Right: Mine That Bird trails the field into the first turn. Original owner-trainer David Cotey, who sold the horse to the current owners, said from Woodbine, "I am so happy for him. I'm ecstatic. I'd love to be down there to give him a big kiss. We were all screaming down here in the Finish Line Bar. When I saw him closing on the rail, I yelled, 'Here he comes!' I almost lost my voice. I'm just so happy for him and his connections." Cotey had purchased Mine That Bird for $9,500 at Fasig-Tipton Kentucky in October 2007. Mine That Bird is the second Canadian juvenile champion to win the Kentucky Derby, after 1983 winner Sunny's Halo.
Left: Second place finisher Pioneerof the Nile in the post parade. His jockey Garrett Gomez said, "I thought I was sitting on the winner when turning for home. It was just a matter of him going when I asked him to go. He was pulling and traveling well. I haven't had a trip like that in the Kentucky Derby. He pulled to the 1/4 pole and it was a nice feeling. Like I said, when I turned for home, I thought I was going to win my first Derby."

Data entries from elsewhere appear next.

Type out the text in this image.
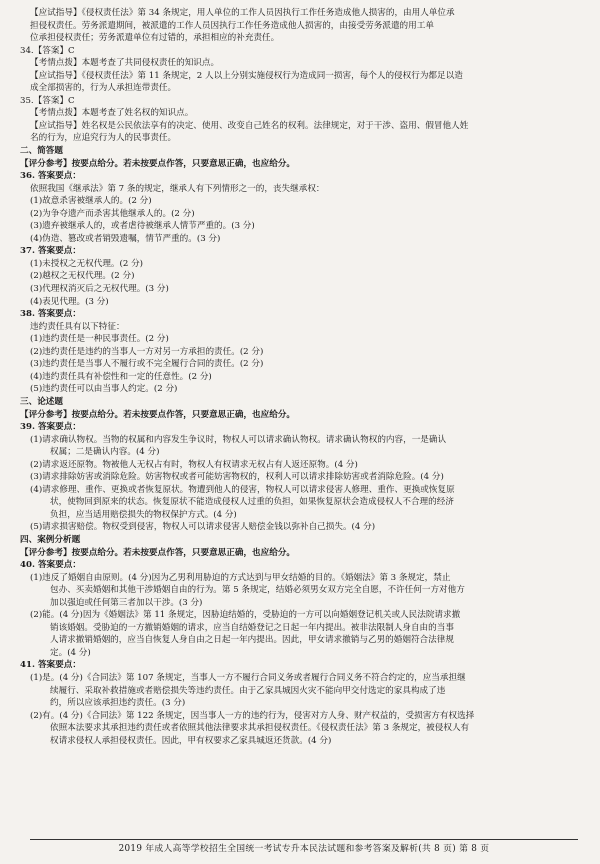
【应试指导】《侵权责任法》第 34 条规定，用人单位的工作人员因执行工作任务造成他人损害的，由用人单位承
担侵权责任。劳务派遣期间，被派遣的工作人员因执行工作任务造成他人损害的，由接受劳务派遣的用工单
位承担侵权责任；劳务派遣单位有过错的，承担相应的补充责任。
34.【答案】C
【考情点拨】本题考查了共同侵权责任的知识点。
【应试指导】《侵权责任法》第 11 条规定，2 人以上分别实施侵权行为造成同一损害，每个人的侵权行为都足以造
成全部损害的，行为人承担连带责任。
35.【答案】C
【考情点拨】本题考查了姓名权的知识点。
【应试指导】姓名权是公民依法享有的决定、使用、改变自己姓名的权利。法律规定，对于干涉、盗用、假冒他人姓
名的行为，应追究行为人的民事责任。
二、简答题
【评分参考】按要点给分。若未按要点作答，只要意思正确，也应给分。
36. 答案要点：
依照我国《继承法》第 7 条的规定，继承人有下列情形之一的，丧失继承权：
(1)故意杀害被继承人的。(2 分)
(2)为争夺遗产而杀害其他继承人的。(2 分)
(3)遗弃被继承人的，或者虐待被继承人情节严重的。(3 分)
(4)伪造、篡改或者销毁遗嘱，情节严重的。(3 分)
37. 答案要点：
(1)未授权之无权代理。(2 分)
(2)越权之无权代理。(2 分)
(3)代理权消灭后之无权代理。(3 分)
(4)表见代理。(3 分)
38. 答案要点：
违约责任具有以下特征：
(1)违约责任是一种民事责任。(2 分)
(2)违约责任是违约的当事人一方对另一方承担的责任。(2 分)
(3)违约责任是当事人不履行或不完全履行合同的责任。(2 分)
(4)违约责任具有补偿性和一定的任意性。(2 分)
(5)违约责任可以由当事人约定。(2 分)
三、论述题
【评分参考】按要点给分。若未按要点作答，只要意思正确，也应给分。
39. 答案要点：
(1)请求确认物权。当物的权属和内容发生争议时，物权人可以请求确认物权。请求确认物权的内容，一是确认
权属；二是确认内容。(4 分)
(2)请求返还原物。物被他人无权占有时，物权人有权请求无权占有人返还原物。(4 分)
(3)请求排除妨害或消除危险。妨害物权或者可能妨害物权的，权利人可以请求排除妨害或者消除危险。(4 分)
(4)请求修理、重作、更换或者恢复原状。物遭到他人的侵害，物权人可以请求侵害人修理、重作、更换或恢复原
状，使物回到原来的状态。恢复原状不能造成侵权人过重的负担，如果恢复原状会造成侵权人不合理的经济
负担，应当适用赔偿损失的物权保护方式。(4 分)
(5)请求损害赔偿。物权受到侵害，物权人可以请求侵害人赔偿金钱以弥补自己损失。(4 分)
四、案例分析题
【评分参考】按要点给分。若未按要点作答，只要意思正确，也应给分。
40. 答案要点：
(1)违反了婚姻自由原则。(4 分)因为乙男利用胁迫的方式达到与甲女结婚的目的。《婚姻法》第 3 条规定，禁止
包办、买卖婚姻和其他干涉婚姻自由的行为。第 5 条规定，结婚必须男女双方完全自愿，不许任何一方对他方
加以强迫或任何第三者加以干涉。(3 分)
(2)能。(4 分)因为《婚姻法》第 11 条规定，因胁迫结婚的，受胁迫的一方可以向婚姻登记机关或人民法院请求撤
销该婚姻。受胁迫的一方撤销婚姻的请求，应当自结婚登记之日起一年内提出。被非法限制人身自由的当事
人请求撤销婚姻的，应当自恢复人身自由之日起一年内提出。因此，甲女请求撤销与乙男的婚姻符合法律规
定。(4 分)
41. 答案要点：
(1)是。(4 分)《合同法》第 107 条规定，当事人一方不履行合同义务或者履行合同义务不符合约定的，应当承担继
续履行、采取补救措施或者赔偿损失等违约责任。由于乙家具城因火灾不能向甲交付选定的家具构成了违
约，所以应该承担违约责任。(3 分)
(2)有。(4 分)《合同法》第 122 条规定，因当事人一方的违约行为，侵害对方人身、财产权益的，受损害方有权选择
依照本法要求其承担违约责任或者依照其他法律要求其承担侵权责任。《侵权责任法》第 3 条规定，被侵权人有
权请求侵权人承担侵权责任。因此，甲有权要求乙家具城返还货款。(4 分)
2019 年成人高等学校招生全国统一考试专升本民法试题和参考答案及解析(共 8 页) 第 8 页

Right: Third place finisher Musket Man returns after the race. His trainer Derek Ryan said, "He showed he belonged. (The media) knocked him all week. We had to go wide and the rail was golden all day, the place to be."
Left: 18th place finisher and beaten favorite Friesan Fire heads into the paddock before the race. His trainer Larry Jones said the favorite grabbed a quarter (left front) coming out of the gate. He said, "He got hit really badly out of the gate and grabbed a quarter. He's bleeding. If you see blood on the track, it's his." Jockey Gabriel Saez added, "He got a bad start and got hit (in his left front). I feel that he didn't want to go, so I let him relax and finish the race. I didn't want to hurt the horse. I just dropped the reins and let him gallop. He came back OK."
Right: The field breaks from the gate for the 135th Kentucky Derby. If you look at the larger version, you can see Mine That Bird (#8) being squeezed back at the start by both Join in the Dance (#9) and Papa Clem (#7).